Introduction to Image Generation
The ability to generate high-quality images quickly is crucial for producing realistic simulated environments that can be used to train self-driving cars to avoid unpredictable hazards, making them safer on real streets. However, the generative artificial intelligence techniques used to produce such images have drawbacks.
The Problem with Current Models
One popular type of model, called a diffusion model, can create stunningly realistic images but is too slow and computationally intensive for many applications. On the other hand, the autoregressive models that power LLMs like ChatGPT are much faster, but they produce poorer-quality images that are often riddled with errors.
A New Approach: Hybrid Autoregressive Transformer (HART)
Researchers from MIT and NVIDIA developed a new approach that brings together the best of both methods. Their hybrid image-generation tool uses an autoregressive model to quickly capture the big picture and then a small diffusion model to refine the details of the image. This tool, known as HART, can generate images that match or exceed the quality of state-of-the-art diffusion models, but do so about nine times faster.
How HART Works
The generation process consumes fewer computational resources than typical diffusion models, enabling HART to run locally on a commercial laptop or smartphone. A user only needs to enter one natural language prompt into the HART interface to generate an image. HART could have a wide range of applications, such as helping researchers train robots to complete complex real-world tasks and aiding designers in producing striking scenes for video games.
The Best of Both Worlds
Popular diffusion models are known to produce highly detailed images, but they are slow and computationally expensive. Autoregressive models, on the other hand, can generate images by predicting patches of an image sequentially, a few pixels at a time, but they can’t go back and correct their mistakes. HART uses an autoregressive model to predict compressed, discrete image tokens, then a small diffusion model to predict residual tokens, which compensate for the model’s information loss by capturing details left out by discrete tokens.

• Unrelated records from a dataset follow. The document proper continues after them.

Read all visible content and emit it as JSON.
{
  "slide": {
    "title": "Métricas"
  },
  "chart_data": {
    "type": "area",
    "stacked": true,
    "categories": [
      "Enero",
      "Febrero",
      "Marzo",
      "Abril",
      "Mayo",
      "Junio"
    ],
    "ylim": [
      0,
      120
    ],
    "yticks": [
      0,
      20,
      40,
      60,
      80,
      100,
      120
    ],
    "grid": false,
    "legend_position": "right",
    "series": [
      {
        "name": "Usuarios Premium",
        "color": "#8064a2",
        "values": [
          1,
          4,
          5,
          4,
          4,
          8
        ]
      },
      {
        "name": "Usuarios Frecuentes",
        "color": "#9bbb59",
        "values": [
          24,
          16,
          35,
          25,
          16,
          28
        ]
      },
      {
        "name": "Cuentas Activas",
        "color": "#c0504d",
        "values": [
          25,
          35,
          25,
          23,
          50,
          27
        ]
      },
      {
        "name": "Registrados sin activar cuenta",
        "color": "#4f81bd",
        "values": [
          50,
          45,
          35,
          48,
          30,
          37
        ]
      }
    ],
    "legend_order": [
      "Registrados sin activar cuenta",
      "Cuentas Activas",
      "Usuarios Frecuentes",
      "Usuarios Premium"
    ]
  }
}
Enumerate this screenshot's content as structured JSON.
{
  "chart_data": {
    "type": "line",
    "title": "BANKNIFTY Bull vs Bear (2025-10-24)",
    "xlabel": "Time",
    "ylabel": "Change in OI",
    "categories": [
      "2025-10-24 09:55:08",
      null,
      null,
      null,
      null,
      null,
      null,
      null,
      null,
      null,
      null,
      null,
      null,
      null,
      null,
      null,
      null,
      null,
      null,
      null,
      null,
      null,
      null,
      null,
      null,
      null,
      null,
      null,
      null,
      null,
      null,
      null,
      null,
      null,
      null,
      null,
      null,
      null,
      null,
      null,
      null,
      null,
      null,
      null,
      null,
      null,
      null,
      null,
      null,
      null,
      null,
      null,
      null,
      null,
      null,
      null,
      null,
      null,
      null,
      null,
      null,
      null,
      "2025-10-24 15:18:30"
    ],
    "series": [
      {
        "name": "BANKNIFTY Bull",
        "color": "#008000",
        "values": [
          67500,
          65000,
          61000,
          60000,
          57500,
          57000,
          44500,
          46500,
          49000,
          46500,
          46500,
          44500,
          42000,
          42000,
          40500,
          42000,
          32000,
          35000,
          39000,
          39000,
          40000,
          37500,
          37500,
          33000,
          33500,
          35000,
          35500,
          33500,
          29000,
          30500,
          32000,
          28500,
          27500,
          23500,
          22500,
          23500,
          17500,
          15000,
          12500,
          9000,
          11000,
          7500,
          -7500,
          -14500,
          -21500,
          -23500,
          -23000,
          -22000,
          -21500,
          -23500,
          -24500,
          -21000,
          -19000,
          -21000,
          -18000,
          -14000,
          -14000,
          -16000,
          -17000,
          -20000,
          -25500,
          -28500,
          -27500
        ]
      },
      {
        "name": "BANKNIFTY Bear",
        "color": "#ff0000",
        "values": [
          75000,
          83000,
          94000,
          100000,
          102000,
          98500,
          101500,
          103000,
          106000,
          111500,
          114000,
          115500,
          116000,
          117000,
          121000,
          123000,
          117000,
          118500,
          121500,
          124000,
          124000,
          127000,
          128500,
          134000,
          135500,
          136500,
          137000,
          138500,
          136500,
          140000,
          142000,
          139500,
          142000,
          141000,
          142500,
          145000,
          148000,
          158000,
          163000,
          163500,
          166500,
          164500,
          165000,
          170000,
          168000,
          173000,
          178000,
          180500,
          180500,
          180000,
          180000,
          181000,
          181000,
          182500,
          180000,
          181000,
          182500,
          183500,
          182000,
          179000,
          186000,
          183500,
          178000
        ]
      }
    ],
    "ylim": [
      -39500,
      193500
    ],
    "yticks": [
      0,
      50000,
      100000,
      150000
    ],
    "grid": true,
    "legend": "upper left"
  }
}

Outperforming Larger Models
The researchers found that incorporating the diffusion model in the early stages of the autoregressive process resulted in an accumulation of errors. Instead, their final design of applying the diffusion model to predict only residual tokens as the final step significantly improved generation quality. Their method can generate images of the same quality as those created by a diffusion model with 2 billion parameters, but it does so about nine times faster, using about 31 percent less computation than state-of-the-art models.
Conclusion
HART is a breakthrough in image generation, offering a balance between speed and quality. Its ability to generate high-quality images quickly and efficiently makes it an exciting development for various applications, from training self-driving cars to creating realistic video game scenes. As researchers continue to refine and build upon this technology, we can expect to see even more innovative uses for HART in the future.
FAQs
- What is HART?: HART stands for Hybrid Autoregressive Transformer, a new image-generation tool that combines the best of autoregressive and diffusion models.
- How does HART work?: HART uses an autoregressive model to quickly capture the big picture, then a small diffusion model to refine the details of the image.
- What are the benefits of HART?: HART can generate high-quality images quickly and efficiently, making it suitable for various applications, including training self-driving cars and creating realistic video game scenes.
- Is HART faster than current models?: Yes, HART is about nine times faster than state-of-the-art diffusion models, using about 31 percent less computation.
- Can HART be used for other tasks?: Yes, researchers plan to apply HART to video generation and audio prediction tasks, and potentially build vision-language models on top of the HART architecture.